- Associated Press - Monday, November 24, 2014

MCLOUD, Okla. (AP) - On the surface it looks like a recipe for disaster - hardened convicts raising shelter dogs behind the tall barbed wire fences of the state’s medium-maximum security prison for women.

But long days at the Mabel Bassett Correctional Center - once a cold, stark place with little for inmates to look forward to - are now punctuated by little barks of joy and symbols of second chances, the McAlester News-Capital (https://bit.ly/1zALLSV ) reported.

The Guardian Angels Program partners a carefully screened group of about a dozen inmates with shelter animals. The dogs spend 13 weeks with the women, who house-train them and teach them obedience. The aim is to make the animals more attractive when they return to shelters for adoption.
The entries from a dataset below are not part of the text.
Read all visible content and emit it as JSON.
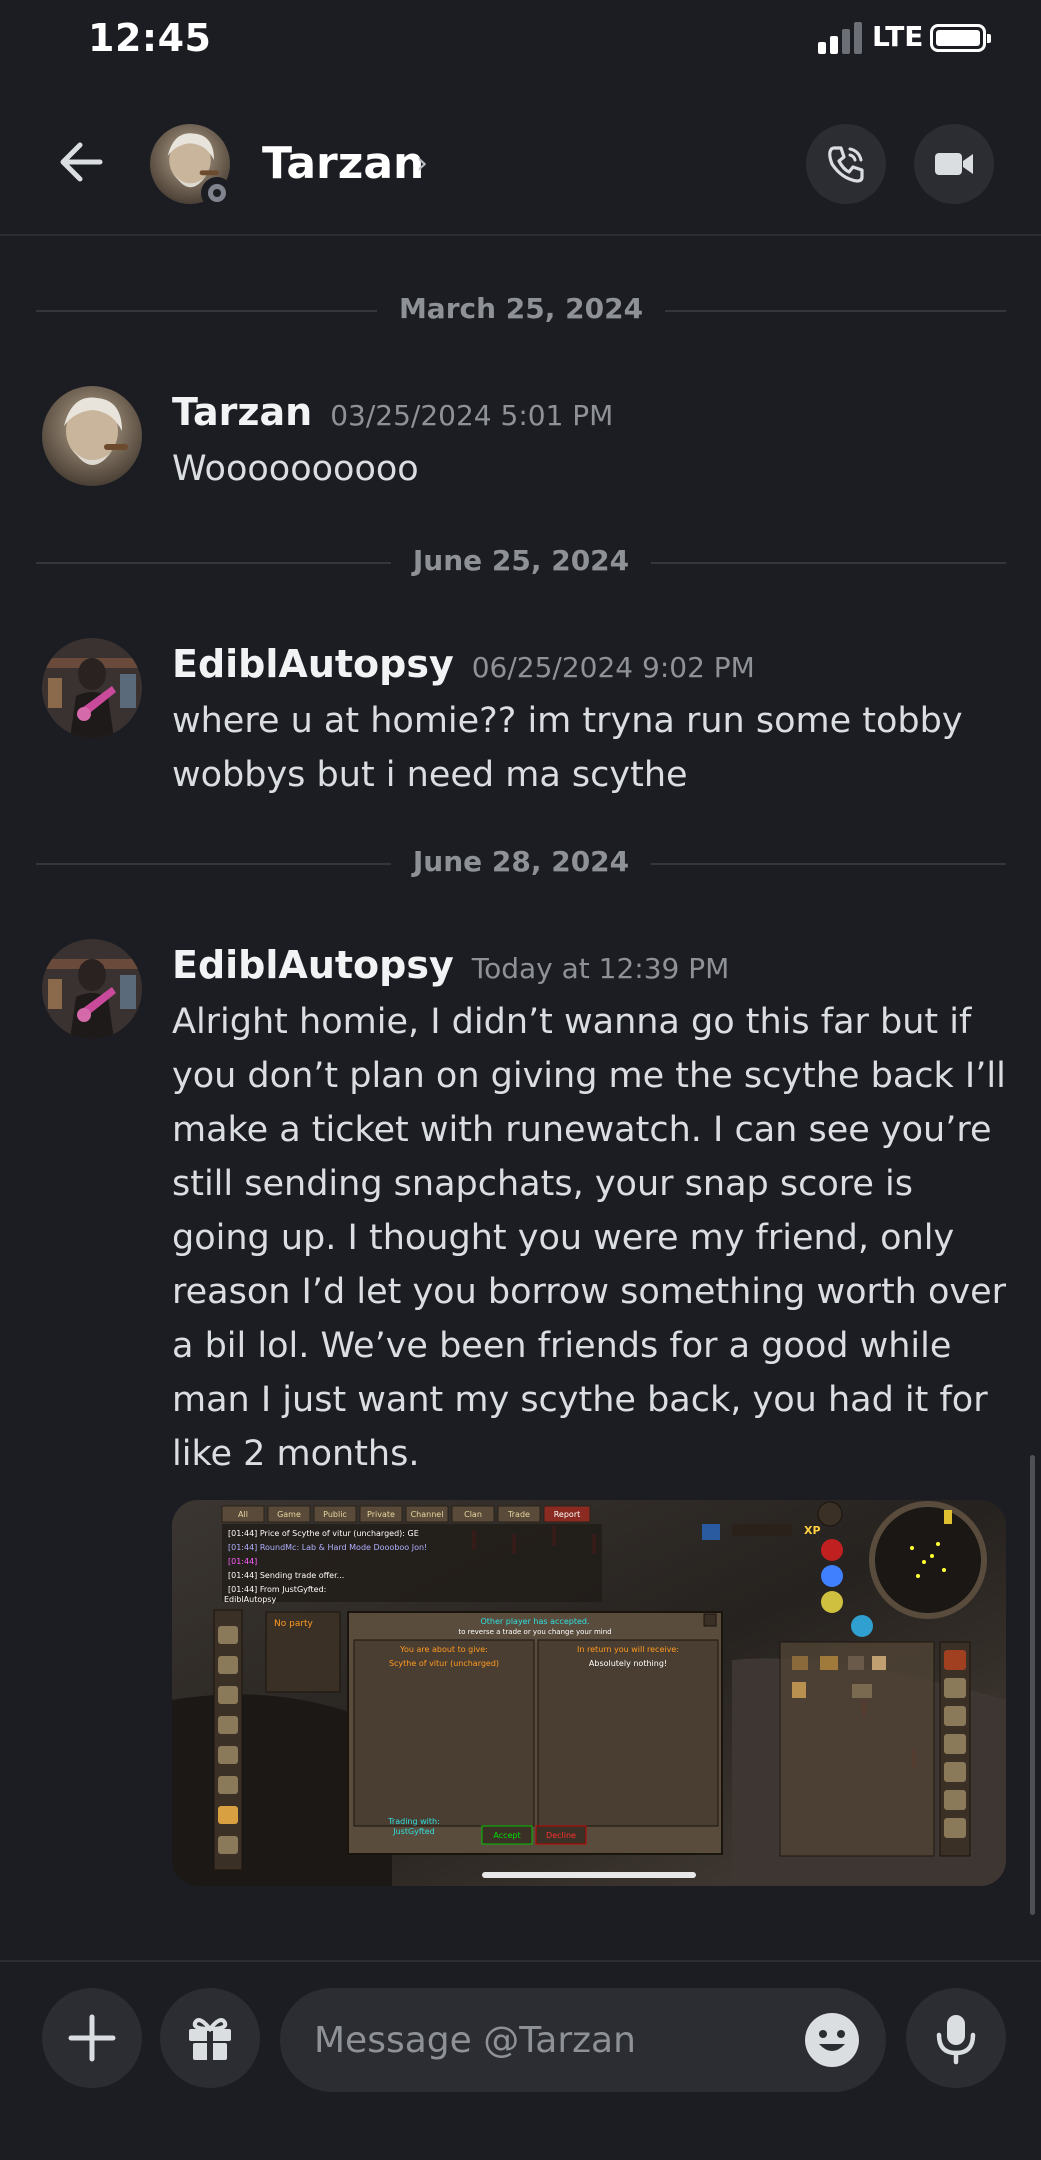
{
  "status_bar": {
    "time": "12:45",
    "network": "LTE",
    "icons": [
      "signal-icon",
      "battery-icon"
    ]
  },
  "header": {
    "back_icon": "arrow-left-icon",
    "name": "Tarzan",
    "chevron": "›",
    "presence": "offline",
    "buttons": [
      {
        "name": "voice-call-button",
        "icon": "phone-icon"
      },
      {
        "name": "video-call-button",
        "icon": "video-camera-icon"
      }
    ]
  },
  "dividers": [
    {
      "label": "March 25, 2024"
    },
    {
      "label": "June 25, 2024"
    },
    {
      "label": "June 28, 2024"
    }
  ],
  "messages": [
    {
      "author": "Tarzan",
      "timestamp": "03/25/2024 5:01 PM",
      "lines": [
        "Woooooooooo"
      ]
    },
    {
      "author": "EdiblAutopsy",
      "timestamp": "06/25/2024 9:02 PM",
      "lines": [
        "where u at homie?? im tryna run some tobby",
        "wobbys but i need ma scythe"
      ]
    },
    {
      "author": "EdiblAutopsy",
      "timestamp": "Today at 12:39 PM",
      "lines": [
        "Alright homie, I didn’t wanna go this far but if",
        "you don’t plan on giving me the scythe back I’ll",
        "make a ticket with runewatch. I can see you’re",
        "still sending snapchats, your snap score is",
        "going up. I thought you were my friend, only",
        "reason I’d let you borrow something worth over",
        "a bil lol. We’ve been friends for a good while",
        "man I just want my scythe back, you had it for",
        "like 2 months."
      ]
    }
  ],
  "attachment": {
    "kind": "game screenshot",
    "tabs": [
      "All",
      "Game",
      "Public",
      "Private",
      "Channel",
      "Clan",
      "Trade",
      "Report"
    ],
    "chat_lines": [
      "[01:44] Price of Scythe of vitur (uncharged): GE",
      "[01:44] RoundMc: Lab & Hard Mode Doooboo Jon!",
      "[01:44]",
      "[01:44] Sending trade offer...",
      "[01:44] From JustGyfted:"
    ],
    "chat_input": "EdiblAutopsy",
    "party": "No party",
    "trade_title": "Other player has accepted.",
    "trade_warning": "to reverse a trade or you change your mind",
    "you_give_label": "You are about to give:",
    "you_give_item": "Scythe of vitur (uncharged)",
    "you_receive_label": "In return you will receive:",
    "you_receive_item": "Absolutely nothing!",
    "trading_with_label": "Trading with:",
    "trading_with_name": "JustGyfted",
    "accept": "Accept",
    "decline": "Decline",
    "xp_label": "XP"
  },
  "composer": {
    "placeholder": "Message @Tarzan",
    "icons": [
      "plus-icon",
      "gift-icon",
      "emoji-icon",
      "microphone-icon"
    ]
  }
}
“You get that unconditional love and compassion that you haven’t had for so long. There’s a lot of us that come from brokenness,” said Denise Flanagan, who is serving 15 years for robbery with a dangerous weapon, and was among those selected to work with the dogs.

Earlier this month, under heavy guard, the inmates were among about two dozen people who watched officials break ground on the site of a $100,000 kennel at the prison - paid for by a private donor - where dogs will be housed for years to come.
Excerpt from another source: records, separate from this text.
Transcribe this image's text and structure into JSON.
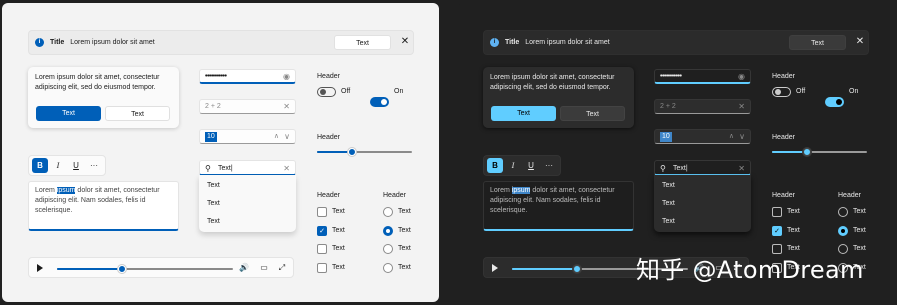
{
  "infobar": {
    "title": "Title",
    "message": "Lorem ipsum dolor sit amet",
    "button": "Text",
    "close_glyph": "✕",
    "icon": "info-icon"
  },
  "dialog": {
    "body": "Lorem ipsum dolor sit amet, consectetur adipiscing elit, sed do eiusmod tempor.",
    "primary": "Text",
    "secondary": "Text"
  },
  "toolbar": {
    "bold": "B",
    "italic": "I",
    "underline": "U",
    "more": "···"
  },
  "rich_text": {
    "before": "Lorem ",
    "selected": "ipsum",
    "after": " dolor sit amet, consectetur adipiscing elit. Nam sodales, felis id scelerisque."
  },
  "password": {
    "value": "•••••••••••",
    "reveal_icon": "eye-icon"
  },
  "math_input": {
    "value": "2 + 2",
    "clear_glyph": "✕"
  },
  "number_box": {
    "value": "10",
    "up_glyph": "∧",
    "down_glyph": "∨"
  },
  "search": {
    "value": "Text|",
    "icon": "search-icon",
    "clear_glyph": "✕"
  },
  "suggestions": [
    "Text",
    "Text",
    "Text"
  ],
  "toggles": {
    "header": "Header",
    "off_label": "Off",
    "on_label": "On"
  },
  "slider": {
    "header": "Header",
    "value_pct": 37
  },
  "checkboxes": {
    "header": "Header",
    "items": [
      {
        "label": "Text",
        "checked": false
      },
      {
        "label": "Text",
        "checked": true
      },
      {
        "label": "Text",
        "checked": false
      },
      {
        "label": "Text",
        "checked": false
      }
    ]
  },
  "radios": {
    "header": "Header",
    "items": [
      {
        "label": "Text",
        "checked": false
      },
      {
        "label": "Text",
        "checked": true
      },
      {
        "label": "Text",
        "checked": false
      },
      {
        "label": "Text",
        "checked": false
      }
    ]
  },
  "media": {
    "progress_pct": 37,
    "volume_glyph": "🔊",
    "cc_glyph": "▭",
    "fullscreen_glyph": "⤢"
  },
  "watermark": "知乎 @AtomDream",
  "colors": {
    "light_accent": "#005fb8",
    "dark_accent": "#60cdff",
    "light_bg": "#f3f3f3",
    "dark_bg": "#202020"
  }
}
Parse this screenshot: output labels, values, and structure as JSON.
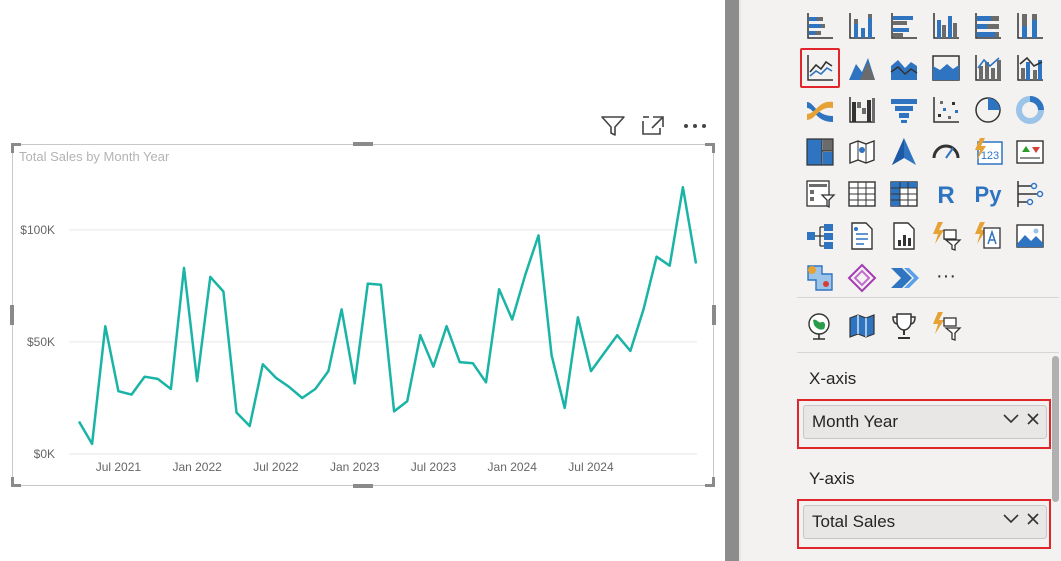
{
  "visual": {
    "title": "Total Sales by Month Year",
    "header_icons": [
      "filter-icon",
      "focus-mode-icon",
      "more-options-icon"
    ]
  },
  "chart_data": {
    "type": "line",
    "title": "Total Sales by Month Year",
    "xlabel": "",
    "ylabel": "",
    "x_ticks": [
      "Jul 2021",
      "Jan 2022",
      "Jul 2022",
      "Jan 2023",
      "Jul 2023",
      "Jan 2024",
      "Jul 2024"
    ],
    "y_ticks": [
      "$0K",
      "$50K",
      "$100K"
    ],
    "ylim": [
      0,
      120000
    ],
    "grid": true,
    "color": "#1ab4a6",
    "series": [
      {
        "values": [
          14500,
          4500,
          57000,
          28000,
          26500,
          34500,
          33500,
          29000,
          83000,
          32500,
          79000,
          72500,
          18500,
          12500,
          40000,
          34000,
          30000,
          25000,
          29000,
          37000,
          64500,
          31500,
          76000,
          75500,
          19000,
          23500,
          53000,
          39000,
          57000,
          41000,
          40500,
          32000,
          73500,
          60000,
          80000,
          97500,
          44000,
          20500,
          61000,
          37000,
          45000,
          53000,
          46000,
          64500,
          88000,
          84000,
          119000,
          85000
        ]
      }
    ]
  },
  "pane": {
    "icons": [
      "stacked-bar-chart-icon",
      "stacked-column-chart-icon",
      "clustered-bar-chart-icon",
      "clustered-column-chart-icon",
      "100-stacked-bar-chart-icon",
      "100-stacked-column-chart-icon",
      "line-chart-icon",
      "area-chart-icon",
      "stacked-area-chart-icon",
      "100-stacked-area-chart-icon",
      "line-and-stacked-column-chart-icon",
      "line-and-clustered-column-chart-icon",
      "ribbon-chart-icon",
      "waterfall-chart-icon",
      "funnel-chart-icon",
      "scatter-chart-icon",
      "pie-chart-icon",
      "donut-chart-icon",
      "treemap-icon",
      "map-icon",
      "azure-map-icon",
      "gauge-icon",
      "card-icon",
      "kpi-icon",
      "slicer-icon",
      "table-icon",
      "matrix-icon",
      "r-visual-icon",
      "python-visual-icon",
      "key-influencers-icon",
      "decomposition-tree-icon",
      "smart-narrative-icon",
      "paginated-report-icon",
      "q-and-a-icon",
      "narrative-icon",
      "image-icon",
      "shape-map-icon",
      "power-apps-icon",
      "power-automate-icon",
      "more-visuals-icon",
      "arcgis-map-icon",
      "filled-map-icon",
      "trophy-icon",
      "metrics-slicer-icon"
    ],
    "x_axis": {
      "label": "X-axis",
      "field": "Month Year"
    },
    "y_axis": {
      "label": "Y-axis",
      "field": "Total Sales"
    }
  },
  "text": {
    "r": "R",
    "py": "Py",
    "card_num": "123",
    "more": "···"
  }
}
Norman veterinarian Dr. John Otto has coordinated the Guardian Angels Program for nearly two decades at the Joseph Harp Correctional Center, a medium security prison in Lexington, with great success. (A documentary on the program, called The Dogs of Lexington, even grabbed an Emmy nod.) Only recently was the decision made to expand the program to the women’s program.
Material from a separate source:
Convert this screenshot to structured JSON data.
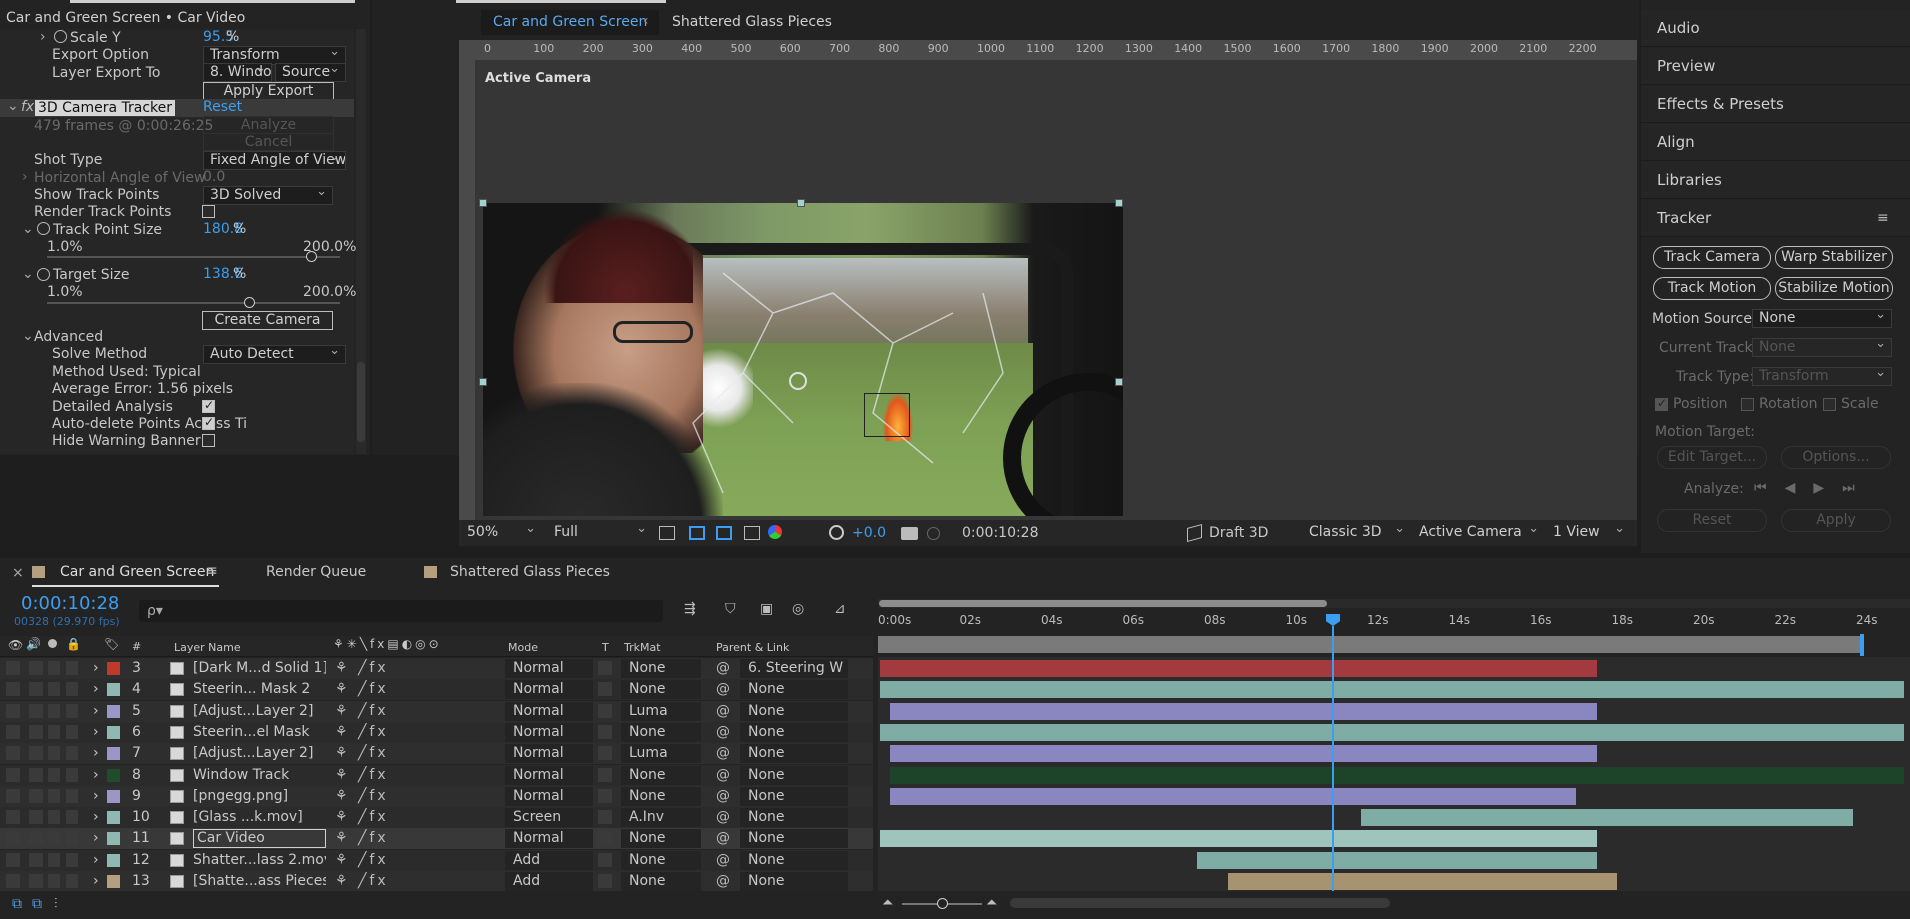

Interest there has been overwhelming. Nearly 300 women have applied for about a dozen opportunities to work with the animals. Those selected often endure jealous taunts from other inmates but proudly wear a small St. Francis of Assisi medallion, donated by a prison volunteer. St. Francis is the patron saint of animals.

It’s hard to know just who is the true guardian angel. Supporters of the program often liken the dogs to the inmates -unwanted and forgotten but worth a second chance.

“This place don’t have nothing good but the program,” confided Brittinie Bullock, serving a 25-to-life sentence for manslaughter after driving under the influence. She’s counting the days until she is eligible for parole, and she thanks God for giving her the opportunity to work with the animals.